By Vivian Kessewaa Owusu
A good laugh and a long sleep are two best cures for anything. Sleep is vital for our well-being because we are programmed to devote about one-third of our lives to sleep. When sleeping, our body and brain can be awhirl with activity. Sleep is a biological imperative critical to the maintenance of mental and physical health. It is a state of lessened consciousness and decreased physical activity during which the organism slows down and repairs itself.
There are two types of sleep: Rapid Eye Movement (REM) sleep and Non-Rapid Eye Movement (non-REM) sleep.

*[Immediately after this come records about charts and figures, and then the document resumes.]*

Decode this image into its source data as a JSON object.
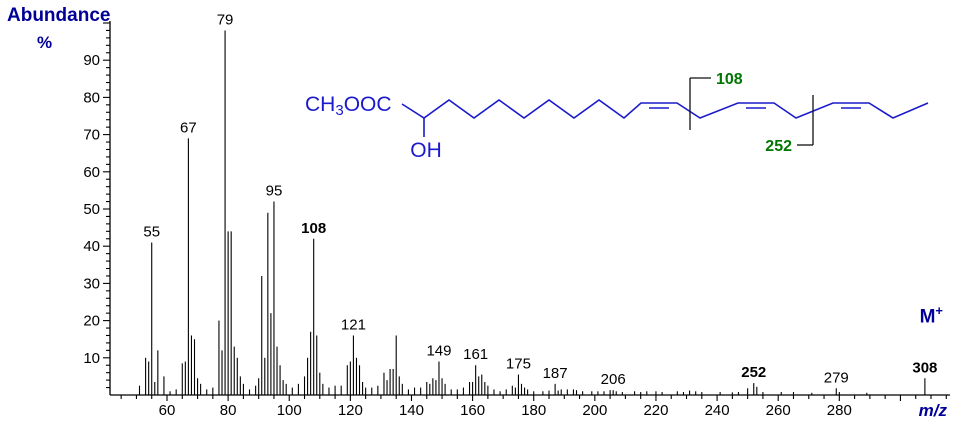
{
  "header": {
    "y_axis_title": "Abundance",
    "y_axis_unit": "%"
  },
  "annotations": {
    "molecular_ion": {
      "base": "M",
      "sup": "+"
    },
    "x_axis_label": "m/z"
  },
  "colors": {
    "axis": "#000000",
    "peaks": "#000000",
    "blue_label": "#000099",
    "green_label": "#007700",
    "structure": "#1a1acc",
    "bracket": "#111111"
  },
  "structure": {
    "ester_group": {
      "main": "CH",
      "sub": "3",
      "rest": "OOC"
    },
    "hydroxyl": "OH",
    "fragments": [
      {
        "label": "108"
      },
      {
        "label": "252"
      }
    ]
  },
  "chart_data": {
    "type": "bar",
    "subtype": "mass_spectrum",
    "title": "",
    "xlabel": "m/z",
    "ylabel": "Abundance %",
    "xlim": [
      42,
      316
    ],
    "ylim": [
      0,
      100
    ],
    "grid": false,
    "x_axis": {
      "tick_minor": 5,
      "tick_major": 20,
      "tick_start": 45,
      "tick_end": 315,
      "label_start": 60,
      "label_end": 280
    },
    "y_axis": {
      "tick_minor": 2,
      "tick_major": 10,
      "tick_start": 2,
      "tick_end": 100,
      "label_start": 10,
      "label_end": 90
    },
    "peaks": [
      [
        51,
        2.5
      ],
      [
        53,
        10
      ],
      [
        54,
        9
      ],
      [
        55,
        41
      ],
      [
        56,
        3.5
      ],
      [
        57,
        12
      ],
      [
        59,
        5
      ],
      [
        61,
        1
      ],
      [
        63,
        1.5
      ],
      [
        65,
        8.5
      ],
      [
        66,
        9
      ],
      [
        67,
        69
      ],
      [
        68,
        16
      ],
      [
        69,
        15
      ],
      [
        70,
        4.5
      ],
      [
        71,
        3
      ],
      [
        73,
        1.5
      ],
      [
        75,
        2
      ],
      [
        77,
        20
      ],
      [
        78,
        12
      ],
      [
        79,
        98
      ],
      [
        80,
        44
      ],
      [
        81,
        44
      ],
      [
        82,
        13
      ],
      [
        83,
        10
      ],
      [
        84,
        5
      ],
      [
        85,
        3
      ],
      [
        87,
        1.5
      ],
      [
        89,
        2.5
      ],
      [
        90,
        4.5
      ],
      [
        91,
        32
      ],
      [
        92,
        10
      ],
      [
        93,
        49
      ],
      [
        94,
        22
      ],
      [
        95,
        52
      ],
      [
        96,
        13
      ],
      [
        97,
        8
      ],
      [
        98,
        4
      ],
      [
        99,
        3
      ],
      [
        101,
        2
      ],
      [
        103,
        3
      ],
      [
        105,
        5
      ],
      [
        106,
        10
      ],
      [
        107,
        17
      ],
      [
        108,
        42
      ],
      [
        109,
        16
      ],
      [
        110,
        6
      ],
      [
        111,
        3
      ],
      [
        113,
        2
      ],
      [
        115,
        2.5
      ],
      [
        117,
        2.5
      ],
      [
        119,
        8
      ],
      [
        120,
        9
      ],
      [
        121,
        16
      ],
      [
        122,
        10
      ],
      [
        123,
        8
      ],
      [
        124,
        3.5
      ],
      [
        125,
        2
      ],
      [
        127,
        2
      ],
      [
        129,
        2.5
      ],
      [
        131,
        6
      ],
      [
        132,
        4
      ],
      [
        133,
        7
      ],
      [
        134,
        7
      ],
      [
        135,
        16
      ],
      [
        136,
        5
      ],
      [
        137,
        3
      ],
      [
        139,
        1.5
      ],
      [
        141,
        2
      ],
      [
        143,
        2
      ],
      [
        145,
        3.5
      ],
      [
        146,
        3
      ],
      [
        147,
        4.5
      ],
      [
        148,
        4
      ],
      [
        149,
        9
      ],
      [
        150,
        4.5
      ],
      [
        151,
        3
      ],
      [
        153,
        1.5
      ],
      [
        155,
        1.5
      ],
      [
        157,
        2
      ],
      [
        159,
        3.5
      ],
      [
        160,
        3.5
      ],
      [
        161,
        8
      ],
      [
        162,
        5
      ],
      [
        163,
        5.5
      ],
      [
        164,
        3.5
      ],
      [
        165,
        2.5
      ],
      [
        167,
        1.5
      ],
      [
        169,
        1
      ],
      [
        171,
        1.5
      ],
      [
        173,
        2.5
      ],
      [
        174,
        2
      ],
      [
        175,
        5.5
      ],
      [
        176,
        3
      ],
      [
        177,
        2
      ],
      [
        178,
        1.5
      ],
      [
        180,
        1
      ],
      [
        183,
        1
      ],
      [
        185,
        1.2
      ],
      [
        187,
        3
      ],
      [
        188,
        1.2
      ],
      [
        189,
        1.5
      ],
      [
        191,
        1.5
      ],
      [
        193,
        1.5
      ],
      [
        194,
        1.3
      ],
      [
        196,
        1
      ],
      [
        199,
        1
      ],
      [
        201,
        1
      ],
      [
        203,
        1
      ],
      [
        205,
        1.3
      ],
      [
        206,
        1.3
      ],
      [
        207,
        1
      ],
      [
        209,
        0.8
      ],
      [
        213,
        1
      ],
      [
        215,
        0.8
      ],
      [
        217,
        1
      ],
      [
        220,
        1
      ],
      [
        222,
        0.8
      ],
      [
        227,
        1
      ],
      [
        229,
        0.8
      ],
      [
        231,
        1.2
      ],
      [
        233,
        1
      ],
      [
        235,
        0.8
      ],
      [
        241,
        0.8
      ],
      [
        245,
        0.7
      ],
      [
        247,
        0.8
      ],
      [
        250,
        1.8
      ],
      [
        252,
        3.2
      ],
      [
        253,
        2.2
      ],
      [
        255,
        0.8
      ],
      [
        261,
        0.8
      ],
      [
        265,
        0.8
      ],
      [
        271,
        0.6
      ],
      [
        279,
        1.8
      ],
      [
        280,
        0.8
      ],
      [
        289,
        0.6
      ],
      [
        308,
        4.5
      ]
    ],
    "labeled_peaks": [
      {
        "mz": 55,
        "pct": 41,
        "label": "55",
        "color": "#000000",
        "bold": false
      },
      {
        "mz": 67,
        "pct": 69,
        "label": "67",
        "color": "#000000",
        "bold": false
      },
      {
        "mz": 79,
        "pct": 98,
        "label": "79",
        "color": "#000000",
        "bold": false
      },
      {
        "mz": 95,
        "pct": 52,
        "label": "95",
        "color": "#000000",
        "bold": false
      },
      {
        "mz": 108,
        "pct": 42,
        "label": "108",
        "color": "#007700",
        "bold": true
      },
      {
        "mz": 121,
        "pct": 16,
        "label": "121",
        "color": "#000000",
        "bold": false
      },
      {
        "mz": 149,
        "pct": 9,
        "label": "149",
        "color": "#000000",
        "bold": false
      },
      {
        "mz": 161,
        "pct": 8,
        "label": "161",
        "color": "#000000",
        "bold": false
      },
      {
        "mz": 175,
        "pct": 5.5,
        "label": "175",
        "color": "#000000",
        "bold": false
      },
      {
        "mz": 187,
        "pct": 3,
        "label": "187",
        "color": "#000000",
        "bold": false
      },
      {
        "mz": 206,
        "pct": 1.3,
        "label": "206",
        "color": "#000000",
        "bold": false
      },
      {
        "mz": 252,
        "pct": 3.2,
        "label": "252",
        "color": "#007700",
        "bold": true
      },
      {
        "mz": 279,
        "pct": 1.8,
        "label": "279",
        "color": "#000000",
        "bold": false
      },
      {
        "mz": 308,
        "pct": 4.5,
        "label": "308",
        "color": "#000099",
        "bold": true
      }
    ]
  }
}
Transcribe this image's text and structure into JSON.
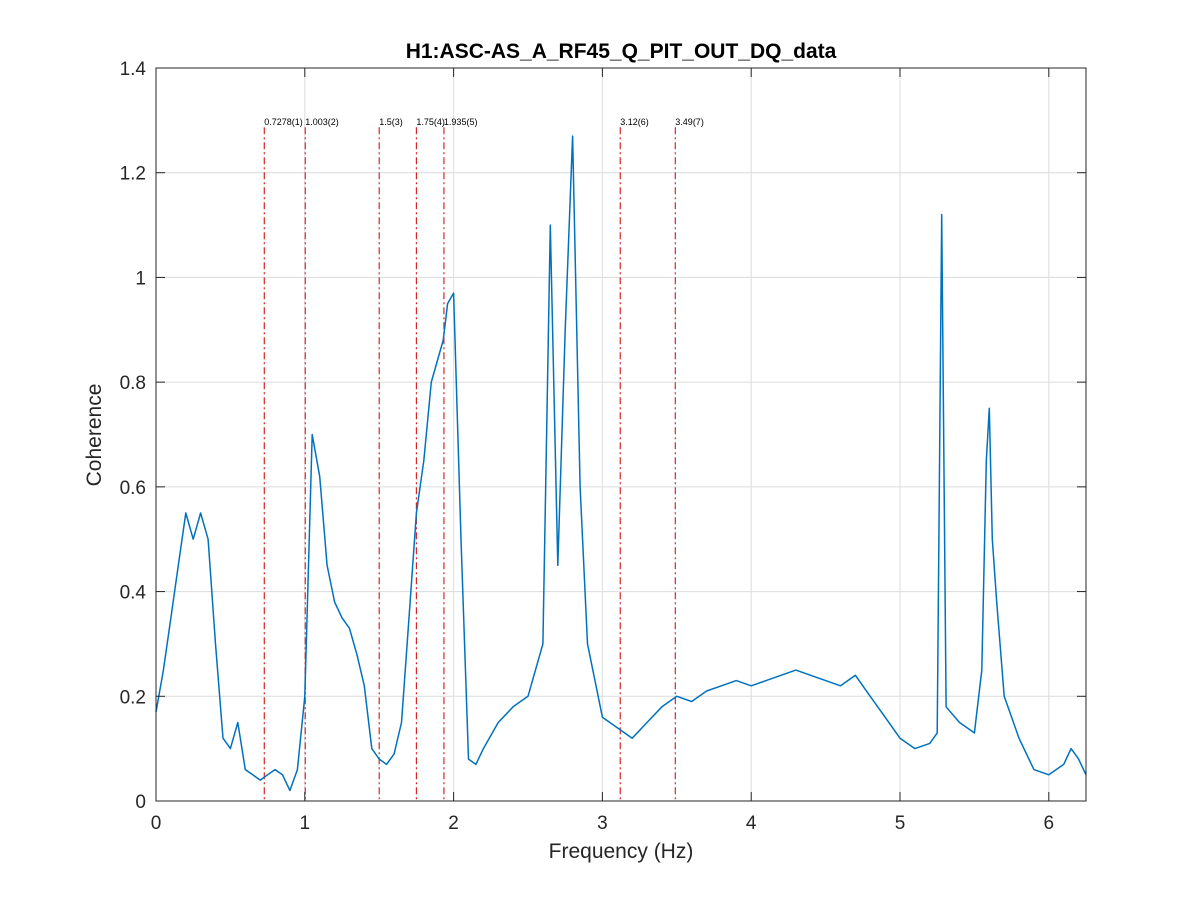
{
  "chart_data": {
    "type": "line",
    "title": "H1:ASC-AS_A_RF45_Q_PIT_OUT_DQ_data",
    "xlabel": "Frequency (Hz)",
    "ylabel": "Coherence",
    "xlim": [
      0,
      6.25
    ],
    "ylim": [
      0,
      1.4
    ],
    "xticks": [
      0,
      1,
      2,
      3,
      4,
      5,
      6
    ],
    "xtick_labels": [
      "0",
      "1",
      "2",
      "3",
      "4",
      "5",
      "6"
    ],
    "yticks": [
      0,
      0.2,
      0.4,
      0.6,
      0.8,
      1,
      1.2,
      1.4
    ],
    "ytick_labels": [
      "0",
      "0.2",
      "0.4",
      "0.6",
      "0.8",
      "1",
      "1.2",
      "1.4"
    ],
    "grid": true,
    "legend": "none",
    "series_color": "#0072BD",
    "vline_color": "#D62728",
    "vlines": [
      {
        "x": 0.7278,
        "label": "0.7278(1)"
      },
      {
        "x": 1.003,
        "label": "1.003(2)"
      },
      {
        "x": 1.5,
        "label": "1.5(3)"
      },
      {
        "x": 1.75,
        "label": "1.75(4)"
      },
      {
        "x": 1.935,
        "label": "1.935(5)"
      },
      {
        "x": 3.12,
        "label": "3.12(6)"
      },
      {
        "x": 3.49,
        "label": "3.49(7)"
      }
    ],
    "series": [
      {
        "x": [
          0,
          0.05,
          0.1,
          0.15,
          0.2,
          0.25,
          0.3,
          0.35,
          0.4,
          0.45,
          0.5,
          0.55,
          0.6,
          0.65,
          0.7,
          0.75,
          0.8,
          0.85,
          0.9,
          0.95,
          1.0,
          1.05,
          1.1,
          1.15,
          1.2,
          1.25,
          1.3,
          1.35,
          1.4,
          1.45,
          1.5,
          1.55,
          1.6,
          1.65,
          1.7,
          1.75,
          1.8,
          1.85,
          1.9,
          1.93,
          1.96,
          2.0,
          2.05,
          2.1,
          2.15,
          2.2,
          2.3,
          2.4,
          2.5,
          2.6,
          2.65,
          2.7,
          2.75,
          2.8,
          2.85,
          2.9,
          3.0,
          3.1,
          3.2,
          3.3,
          3.4,
          3.5,
          3.6,
          3.7,
          3.8,
          3.9,
          4.0,
          4.1,
          4.2,
          4.3,
          4.4,
          4.5,
          4.6,
          4.7,
          4.8,
          4.9,
          5.0,
          5.1,
          5.2,
          5.25,
          5.28,
          5.31,
          5.4,
          5.5,
          5.55,
          5.58,
          5.6,
          5.62,
          5.65,
          5.7,
          5.8,
          5.9,
          6.0,
          6.1,
          6.15,
          6.2,
          6.25
        ],
        "y": [
          0.17,
          0.25,
          0.35,
          0.45,
          0.55,
          0.5,
          0.55,
          0.5,
          0.3,
          0.12,
          0.1,
          0.15,
          0.06,
          0.05,
          0.04,
          0.05,
          0.06,
          0.05,
          0.02,
          0.06,
          0.2,
          0.7,
          0.62,
          0.45,
          0.38,
          0.35,
          0.33,
          0.28,
          0.22,
          0.1,
          0.08,
          0.07,
          0.09,
          0.15,
          0.35,
          0.55,
          0.65,
          0.8,
          0.85,
          0.88,
          0.95,
          0.97,
          0.5,
          0.08,
          0.07,
          0.1,
          0.15,
          0.18,
          0.2,
          0.3,
          1.1,
          0.45,
          0.9,
          1.27,
          0.6,
          0.3,
          0.16,
          0.14,
          0.12,
          0.15,
          0.18,
          0.2,
          0.19,
          0.21,
          0.22,
          0.23,
          0.22,
          0.23,
          0.24,
          0.25,
          0.24,
          0.23,
          0.22,
          0.24,
          0.2,
          0.16,
          0.12,
          0.1,
          0.11,
          0.13,
          1.12,
          0.18,
          0.15,
          0.13,
          0.25,
          0.65,
          0.75,
          0.5,
          0.38,
          0.2,
          0.12,
          0.06,
          0.05,
          0.07,
          0.1,
          0.08,
          0.05
        ]
      }
    ]
  }
}
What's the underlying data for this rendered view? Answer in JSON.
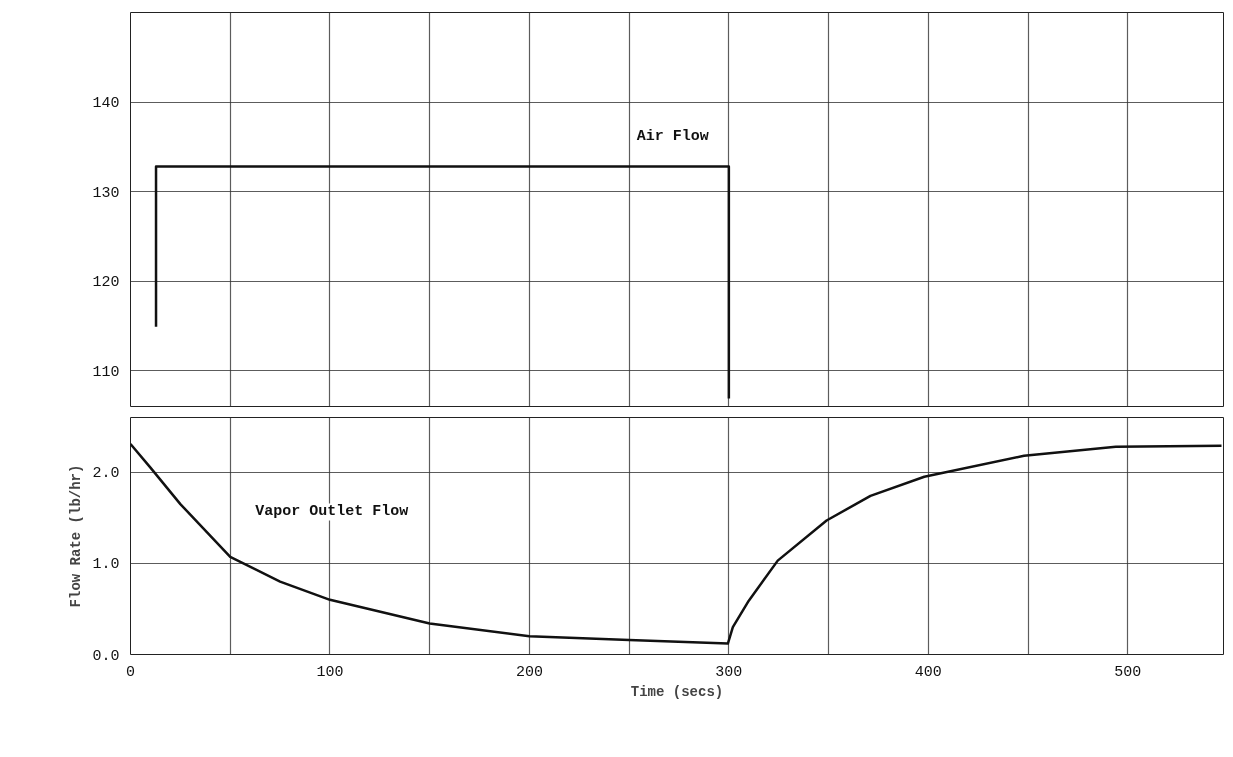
{
  "chart_data": [
    {
      "type": "line",
      "xlim": [
        0,
        548
      ],
      "xticks": [
        0,
        100,
        200,
        300,
        400,
        500
      ],
      "ylim": [
        106,
        150
      ],
      "yticks": [
        110,
        120,
        130,
        140
      ],
      "grid": true,
      "tick_labels": "y",
      "series": [
        {
          "name": "Air Flow",
          "color": "#111111",
          "x": [
            12.8,
            12.8,
            300,
            300
          ],
          "values": [
            114.9,
            132.8,
            132.8,
            106.9
          ]
        }
      ]
    },
    {
      "type": "line",
      "xlim": [
        0,
        548
      ],
      "xticks": [
        0,
        100,
        200,
        300,
        400,
        500
      ],
      "ylim": [
        0,
        2.6
      ],
      "yticks": [
        {
          "value": 0,
          "label": "0.0"
        },
        {
          "value": 1,
          "label": "1.0"
        },
        {
          "value": 2,
          "label": "2.0"
        }
      ],
      "grid": true,
      "xlabel": "Time (secs)",
      "ylabel": "Flow Rate (lb/hr)",
      "series": [
        {
          "name": "Vapor Outlet Flow",
          "color": "#111111",
          "x": [
            0,
            10,
            25,
            50,
            75,
            100,
            150,
            200,
            250,
            299.5,
            302,
            310,
            324.5,
            349,
            371,
            398,
            448,
            494,
            547
          ],
          "values": [
            2.31,
            2.05,
            1.65,
            1.07,
            0.8,
            0.6,
            0.34,
            0.2,
            0.16,
            0.12,
            0.3,
            0.59,
            1.03,
            1.47,
            1.74,
            1.95,
            2.18,
            2.28,
            2.29
          ]
        }
      ]
    }
  ]
}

In Rapid Eye Movement Sleep also known as shallow sleep, we usually have dreams and our brain is surprisingly active. This is synonymous with someone who is awake but in a relaxed state. This type of sleep appears to be important for optimizing certain brain functions including memory. At other times, sleep is deeper which is usually referred to as the non-rapid eye movement sleep. The brain is relatively quiet but other departments have a lot going on as the same time. In this state of sleep, the body secretes growth hormone from the pituitary gland at the base of the brain. This hormone drives growth during childhood and adolescence. But once we have reached our full height, the growth hormone still has plenty to do for us. Some of the functions of growth hormone include maintaining the size and strength of our muscles, stimulation of the release of fat from fat cells, maintaining bone strength, and supporting the immune system.
During non-REM sleep, secretion of the stress hormone cortisol is suppressed. The need for cortisol is to drive energy production in the body and help us cope with and adapt to whatever challenge we face in life. But too much cortisol has adverse effects as well including fat accumulation around the midriff (the midsection of our torso, from below the chest to above the waist) and muscle wasting. Excess cortisol can also impair the functioning of the hormone insulin (insulin resistance) which can ultimately lead us down the road towards type 2 diabetes. Deep sleep’s ability to suppress cortisol secretion is no bad at all.
Short sleep or insomnia has been found to be associated with the following: the increased effort required to complete a task, increased errors in tasks that are time-pressured, reduced reaction time, reduced performance, increased tendency to persevere with ineffective solutions to problems, impairment of creative thinking, among other impairments.
Lack of sleep in general has immense effects on our performance and in the long run, has the potential to have an impact on mood. It alters neurological and hormonal responses to stress in a way that predisposes us to depression. It also has health implication where it can lead to increased levels of inflammation in the body (Inflammation is thought to be the underlying factor in chronic diseases including heart disease and type 2 diabetes).
Getting enough sleep has a positive impact on our health, mood, and performance at work. To feel energized and vitalized we need to have enough sleep being it non- REM or REM. It is believed that an hour of sleep before midnight is worth two after. There is some basis for dictum in that natural time for the secretion of growth which is before midnight. Are you finding it difficult to sleep before midnight because of the thoughts running through your head? Try a ‘to-do list’. Have those thoughts on paper and this will give you the confidence that you can get things done without ruminating on them but rather having a good rejuvenated sleep.